Под защитой этой каменной фауны, элита Сан-Паулу, подобная своим любимым орхидеям, представляла флору, беспечную и более экзотическую, чем ей воображалось. Ботаники выяснили, что тропические виды имеют больше разновидностей, чем виды умеренных зон, но платой за это разнообразие порой является немногочисленность особей одного вида. Местные сливки общества, grao fino, довели эту специализацию до крайности.

Малочисленное высшее общество четко распределило роли. Все занятия, вкусы, достойные внимания диковинки современной цивилизации представлены там в единственном экземпляре. Наши друзья были скорее не личностями, а функциями, значимость которых в списке определялась их исключительностью. Среди них были: католик, либерал, легитимист, коммунист; или, на другом уровне: гастроном, библиофил, любитель породистых собак (или лошадей), старинной или современной живописи; а также местный эрудит, поэт-сюрреалист, музыковед, художник. Они не стремились углубить свои знания в выбранной области. Если два человека, по ошибке или из зависти, занимали одну и ту же нишу или же различные, но близко расположенные, единственной их заботой было уничтожить друг друга, и в этом они проявляли упорство и явную жестокость. Зато между соседними «владениями» царило полное согласие: вели интеллектуальные беседы, раболепствовали друг перед другом – каждый был заинтересован не только в оправдании своей роли, но еще и в совершенствовании этого социального менуэта, в исполнении которого общество Сан-Паулу находило неисчерпаемое наслаждение.

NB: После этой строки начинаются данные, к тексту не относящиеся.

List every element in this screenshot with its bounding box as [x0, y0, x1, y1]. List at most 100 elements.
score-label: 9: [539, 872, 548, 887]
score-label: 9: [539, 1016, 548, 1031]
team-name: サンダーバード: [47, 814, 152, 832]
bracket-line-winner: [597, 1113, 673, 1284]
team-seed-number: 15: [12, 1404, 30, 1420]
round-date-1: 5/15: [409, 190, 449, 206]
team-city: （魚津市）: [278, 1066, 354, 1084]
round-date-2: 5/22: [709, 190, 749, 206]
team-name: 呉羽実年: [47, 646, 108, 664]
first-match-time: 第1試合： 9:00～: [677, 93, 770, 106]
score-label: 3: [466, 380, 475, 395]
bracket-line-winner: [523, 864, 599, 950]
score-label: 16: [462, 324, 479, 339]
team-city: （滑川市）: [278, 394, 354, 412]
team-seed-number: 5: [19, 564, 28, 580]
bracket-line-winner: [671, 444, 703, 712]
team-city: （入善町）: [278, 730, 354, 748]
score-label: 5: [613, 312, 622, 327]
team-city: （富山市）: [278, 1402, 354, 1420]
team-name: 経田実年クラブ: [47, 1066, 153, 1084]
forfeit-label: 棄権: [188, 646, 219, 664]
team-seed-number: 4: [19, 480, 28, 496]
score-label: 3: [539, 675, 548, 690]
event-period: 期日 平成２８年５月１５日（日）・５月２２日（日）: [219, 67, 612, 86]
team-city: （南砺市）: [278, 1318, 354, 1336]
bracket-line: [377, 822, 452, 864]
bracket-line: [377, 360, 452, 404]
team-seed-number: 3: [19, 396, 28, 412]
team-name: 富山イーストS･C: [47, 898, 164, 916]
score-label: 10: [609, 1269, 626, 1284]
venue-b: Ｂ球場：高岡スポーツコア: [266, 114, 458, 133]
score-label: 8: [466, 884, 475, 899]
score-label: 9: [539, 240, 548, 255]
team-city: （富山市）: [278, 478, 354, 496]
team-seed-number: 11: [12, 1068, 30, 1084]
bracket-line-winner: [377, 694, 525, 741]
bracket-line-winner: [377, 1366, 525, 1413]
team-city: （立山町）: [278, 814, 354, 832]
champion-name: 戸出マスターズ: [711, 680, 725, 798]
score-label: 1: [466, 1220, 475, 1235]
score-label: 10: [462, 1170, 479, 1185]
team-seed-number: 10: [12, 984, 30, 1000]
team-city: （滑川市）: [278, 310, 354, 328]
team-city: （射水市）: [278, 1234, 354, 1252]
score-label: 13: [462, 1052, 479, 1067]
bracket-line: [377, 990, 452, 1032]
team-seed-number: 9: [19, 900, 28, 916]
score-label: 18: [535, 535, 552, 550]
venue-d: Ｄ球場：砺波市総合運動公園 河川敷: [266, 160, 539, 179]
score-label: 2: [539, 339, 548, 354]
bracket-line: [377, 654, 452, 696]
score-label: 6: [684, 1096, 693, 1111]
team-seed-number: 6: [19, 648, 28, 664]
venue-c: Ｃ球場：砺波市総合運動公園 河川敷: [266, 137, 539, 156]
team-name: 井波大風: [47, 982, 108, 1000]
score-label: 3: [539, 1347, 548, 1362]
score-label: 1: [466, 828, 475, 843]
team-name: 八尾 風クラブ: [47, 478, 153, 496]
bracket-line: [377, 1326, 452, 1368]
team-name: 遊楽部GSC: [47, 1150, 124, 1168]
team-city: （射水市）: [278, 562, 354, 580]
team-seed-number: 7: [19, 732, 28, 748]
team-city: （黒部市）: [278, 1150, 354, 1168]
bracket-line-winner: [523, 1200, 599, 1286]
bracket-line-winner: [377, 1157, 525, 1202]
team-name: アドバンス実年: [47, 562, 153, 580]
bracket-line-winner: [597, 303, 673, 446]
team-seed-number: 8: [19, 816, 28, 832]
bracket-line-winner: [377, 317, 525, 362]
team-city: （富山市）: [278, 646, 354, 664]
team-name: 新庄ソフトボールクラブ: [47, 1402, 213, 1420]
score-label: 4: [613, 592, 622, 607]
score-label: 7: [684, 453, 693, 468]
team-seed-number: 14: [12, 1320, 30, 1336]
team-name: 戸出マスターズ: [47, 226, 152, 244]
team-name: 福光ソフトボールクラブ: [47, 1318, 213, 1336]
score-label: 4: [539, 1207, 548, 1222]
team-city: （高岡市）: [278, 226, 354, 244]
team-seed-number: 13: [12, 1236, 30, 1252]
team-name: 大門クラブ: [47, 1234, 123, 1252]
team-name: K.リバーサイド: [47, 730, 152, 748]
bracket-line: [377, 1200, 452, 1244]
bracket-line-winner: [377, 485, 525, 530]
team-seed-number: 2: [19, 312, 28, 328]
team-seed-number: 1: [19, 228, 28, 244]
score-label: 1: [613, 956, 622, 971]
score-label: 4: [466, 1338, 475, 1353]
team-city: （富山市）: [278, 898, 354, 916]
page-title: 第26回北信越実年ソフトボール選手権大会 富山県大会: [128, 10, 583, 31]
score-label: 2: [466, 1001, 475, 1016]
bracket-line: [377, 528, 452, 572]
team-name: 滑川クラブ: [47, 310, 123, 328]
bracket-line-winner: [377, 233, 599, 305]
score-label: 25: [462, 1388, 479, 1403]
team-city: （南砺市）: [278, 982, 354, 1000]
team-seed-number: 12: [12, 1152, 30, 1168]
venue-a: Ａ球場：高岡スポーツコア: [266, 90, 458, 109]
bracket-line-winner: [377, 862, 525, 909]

Нужно признать, что некоторые роли исполнялись с необычайной виртуозностью, благодаря сочетанию врожденной удачливости, природного обаяния и приобретенной ловкости, которые делали таким восхитительным и в то же время таким бесплодным постоянное вращение в свете. Но необходимость распределения всех ролей, которое позволит усовершенствовать замкнутую социальную среду и блестяще отыграть грандиозный спектакль цивилизации, имела следствием несколько парадоксов: коммунист оказался богатым наследником местного феодала, а чопорное общество все же разрешило одному из своих членов, но только одному – чтобы не лишиться передового поэта, – вывести в свет молодую любовницу. В самом крайнем случае допускалось совмещение функций: криминалист был одновременно дантистом, который ввел в судебную практику использование слепка челюстей вместо отпечатков пальцев как метод установления личности; монархист посвятил себя коллекционированию образцов посуды всех королевских семей мира: стены его гостиной были полностью увешаны тарелками, незанятым оставалось только место, отведенное под сейф, в котором он хранил письма королевских фрейлин, выказывавших интерес к его бытовым увлечениям.

Эта «селекция» в высших кругах была неразрывно связана с энциклопедическим аппетитом общества. Просвещенная Бразилия пожирала работников физического труда, считая его вульгарным. Вместо того чтобы кичиться непревзойденным авторитетом Франции за границей, нашим министрам хватило мудрости осознать это. Начиная с этой эпохи, увы, благодаря не столько богатству и оригинальности слабеющей научной мысли, сколько таланту отдельных наших ученых, стало возможным решение трудных задач, которому они скромно способствовали. В этом смысле любовь, принесенная Южной Америкой во Францию, зависела отчасти от тайного соглашения, продиктованного скорее стремлением потреблять и облегчить потребление другим, чем производить. Великие имена Пастер, Кюри, Дюркгейм принадлежали прошлому, достаточно близкому, чтобы послужить гарантией значительного кредита; мы же не представляли такого интереса и могли рассчитывать лишь на мелкие монеты, которые эта расточительная клиентура сочтет нужным потратить на инвестирование. Мы можем только освободить ее от утомительного исполнения неприятных обязанностей.